Desse modo, ao compreendermos como surge a sociedade capitalista, temos o entendimento de como está estruturada a partir de certos pilares sobre os quais se afirmam as novas relações sociais. Assim que, paulatinamente, o capital toma o controle de todos os poros do tecido social, carregando em si sua lógica inerente, sem a qual não permanece. Essa lógica é o que chamamos de acumulação de capital, conteúdo de qualquer forma que assuma na sociedade. A acumulação capitalista, que necessariamente deve ser produção e reprodução ampliada (para que se mantenha o movimento do capital), se dá a partir da já mencionada exploração dos trabalhadores pelos capitalistas, extraindo mais-valia do processo de trabalho então realizado e reinvestindo em um novo processo produtivo. Assim que:

A forma típica da reprodução no MPC [Modo de Produção Capitalista] é a reprodução ampliada (ou alargada). Nela, apenas uma parte da mais-valia apropriada pelo capitalista é empregada para cobrir seus gastos pessoais; outra parte é reconvertida em capital, isto é, utilizada para ampliar a escala da sua produção de mercadorias (aquisição de máquinas novas, contratação de mais força de trabalho etc.). (NETTO e BRAZ, 2010, p. 125)

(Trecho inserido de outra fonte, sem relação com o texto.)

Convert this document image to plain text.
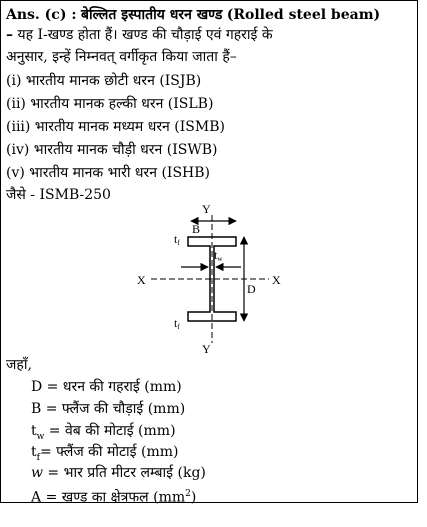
Ans. (c) : बेल्लित इस्पातीय धरन खण्ड (Rolled steel beam)
– यह I-खण्ड होता हैं। खण्ड की चौड़ाई एवं गहराई के
अनुसार, इन्हें निम्नवत् वर्गीकृत किया जाता हैं–
(i) भारतीय मानक छोटी धरन (ISJB)
(ii) भारतीय मानक हल्की धरन (ISLB)
(iii) भारतीय मानक मध्यम धरन (ISMB)
(iv) भारतीय मानक चौड़ी धरन (ISWB)
(v) भारतीय मानक भारी धरन (ISHB)
जैसे - ISMB-250
Y
Y
X	X
B
D
tf
tf
tw
जहाँ,
D = धरन की गहराई (mm)
B = फ्लैंज की चौड़ाई (mm)
$t_w$ = वेब की मोटाई (mm)
$t_f=$ फ्लैंज की मोटाई (mm)
w = भार प्रति मीटर लम्बाई (kg)
A = खण्ड का क्षेत्रफल $(mm^2)$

Esse processo, imprescindível ao capital, se dá por meio da apropriação privada da riqueza socialmente produzida, onde uma maioria trabalha em prol de uma minoria parasitária que detém os meios fundamentais de produção. O trabalho, meio a partir do qual o homem se constitui como ser social, é todo organizado em prol da acumulação capitalista.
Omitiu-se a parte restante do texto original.